Either you read your bullshit linguistic difference into my words, or you are ignoring what I just said.

You do realize that in what you would probably call feudal europe, farmers would join the army if they needed extra money for a season, right? That the middle ages’ professional soldiers were richer than most, and formed the basis for the nobility? I probably shouldn’t have to explain where the benefit was, relatively speaking, for the various mongolian descendant groups. Then there’s India…

You have continually named an empire that you *know* was ruled by the soldiers; what part of this is not a perk of soldier-dom? And *you’re* the one who brought up the Roman Empire, which was a not-inconsiderable slice of history for Europe by itself. Shit, you haven’t even named what I’m pretty sure is the one place on the planet that can consistently claim “It sucks to be a soldier”, China. Seriously, I’m not saying it’s the best place in the world, but soldiering usually beats farming for benefits, and that means it was a step up for most people in most of history.

Amnesia
Amnesia
13 years ago

A lot of Americans seem to forget this one, to be honest. I remember when the Tsunami hit, a frightening number of comments were about how that was ‘revenge for pearl harbor’, as if Hiroshima and Nagasaki just… didn’t happen.

Those commenters disgusted me. I mean, didn’t we already fight that war? We fought in the Pacific, put Japanese Americans in internment camps, bombed Hiroshima and Nagasaki, is that not enough ‘revenge’?

lenfirewood
lenfirewood
13 years ago

“Does the tag line at the end of the video – “do your part” – transform the video from a depiction of murder into an open call for it? No. The “threat,” such as it is, is vague; it’s not aimed at any specific individuals. It might be seen as akin to someone wearing a t-shirt that says “kill ‘em all, let God sort them out” – tasteless and offensive, but not a literal threat. “Kill ‘Em All” is actually the name of Metallica’s first album. While a lot of people see James Hetfield, Lars Ulrich et al as pompous idiots, they have not been jailed for conspiracy to commit mass murder. That would be ridiculous.”

What on earth do you think the video’s message IS then – be kind to strangers except if they are men???
You need to smell the coffee and see the obvious!

Rutee Katreya
13 years ago

You need to smell the coffee and see the obvious!

That it’s an ad for a play that isn’t at all what you think it is?

SaruGoku
SaruGoku
13 years ago

Rutee [email protected]:

“Or the Korean “comfort women”.

“I really think MRAs wouldn’t care about this. When else have they cared about rape? Clearly they ewre just trying to ensnare some alpha asshole cock/poor beta.”

Yes *sigh* you’re probably right. The fact that they were dragged off to be raped in military brothels wouldn’t bother the MRAs at all. After all they were just fulfilling their feminine role and “serving” men.

“Or the dropping of nuclear weapons on civilians at Hiroshima and Nagasaki.”

“A lot of Americans seem to forget this one, to be honest. I remember when the Tsunami hit, a frightening number of comments were about how that was ‘revenge for pearl harbor’, as if Hiroshima and Nagasaki just… didn’t happen.”
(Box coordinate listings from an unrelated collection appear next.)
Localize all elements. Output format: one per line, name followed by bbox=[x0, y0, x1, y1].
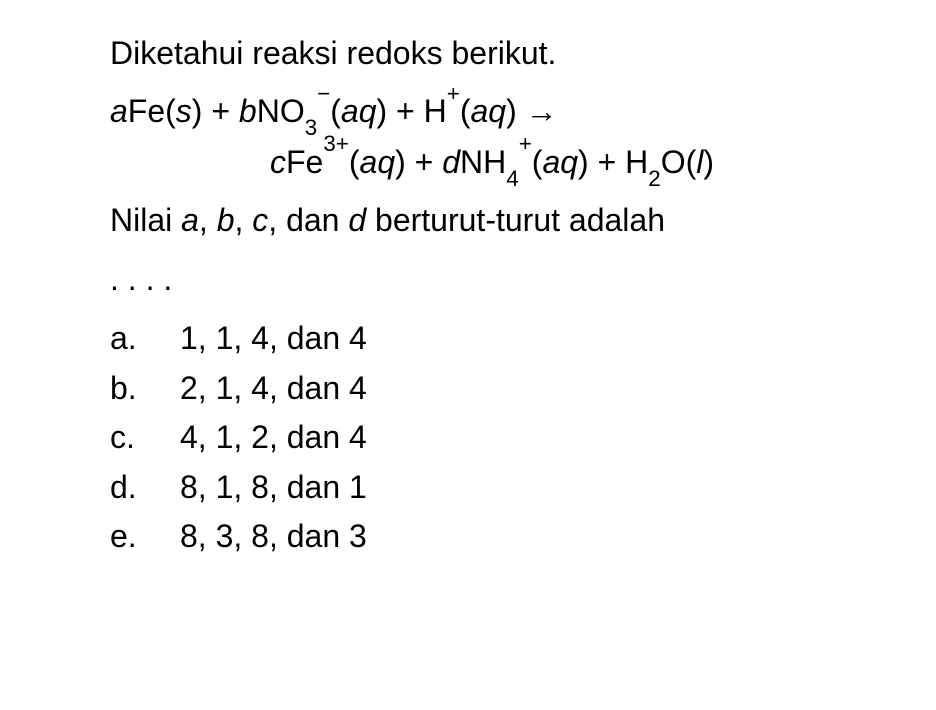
option-text: 8, 3, 8, dan 3 bbox=[180, 512, 866, 562]
equation-line-2: cFe3+(aq) + dNH4+(aq) + H2O(l) bbox=[110, 139, 866, 185]
option-text: 8, 1, 8, dan 1 bbox=[180, 463, 866, 513]
option-letter: c. bbox=[110, 413, 180, 463]
options-list: a. 1, 1, 4, dan 4 b. 2, 1, 4, dan 4 c. 4… bbox=[110, 314, 866, 562]
option-a: a. 1, 1, 4, dan 4 bbox=[110, 314, 866, 364]
option-text: 2, 1, 4, dan 4 bbox=[180, 364, 866, 414]
option-letter: d. bbox=[110, 463, 180, 513]
equation-line-1: aFe(s) + bNO3−(aq) + H+(aq) → bbox=[110, 88, 866, 134]
option-e: e. 8, 3, 8, dan 3 bbox=[110, 512, 866, 562]
option-d: d. 8, 1, 8, dan 1 bbox=[110, 463, 866, 513]
question-prompt: Nilai a, b, c, dan d berturut-turut adal… bbox=[110, 197, 866, 243]
question-dots: . . . . bbox=[110, 256, 866, 302]
option-text: 4, 1, 2, dan 4 bbox=[180, 413, 866, 463]
option-letter: a. bbox=[110, 314, 180, 364]
option-b: b. 2, 1, 4, dan 4 bbox=[110, 364, 866, 414]
option-letter: b. bbox=[110, 364, 180, 414]
option-text: 1, 1, 4, dan 4 bbox=[180, 314, 866, 364]
question-intro: Diketahui reaksi redoks berikut. bbox=[110, 30, 866, 76]
option-c: c. 4, 1, 2, dan 4 bbox=[110, 413, 866, 463]
option-letter: e. bbox=[110, 512, 180, 562]
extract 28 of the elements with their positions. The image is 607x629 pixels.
I saw a lot of that too. I can’t make up my mind if they were trolling or they really believed it. Hiroshima and Nagasaki were more than enough “payback” if you’re into that kind of punitive thinking, but a terrible, unpredictable act of nature? No, just…no.

Did you also see the idiots that considered that God sent the tsunami to punish the Japanese for Pearl Harbour (obviously God works very slowly and is a very blunt instrument). Almost the same arguement with an added side of America being God’s chosen people and he’ll punish anyone who messes with them. I found that one even more appalling.

“As to holocaust denial… that’s the one conspiracy theory I just. Don’t. Get. I don’t understand it at any point in time and just. Agh.”

No, how they can deny it when they have the NAZI’s own records (and I find I have to admire how meticulous they were about documenting their own crimes, it made things so much easier when they came to trial) to say nothing of eyewitnesses, photos and newsreels beats me.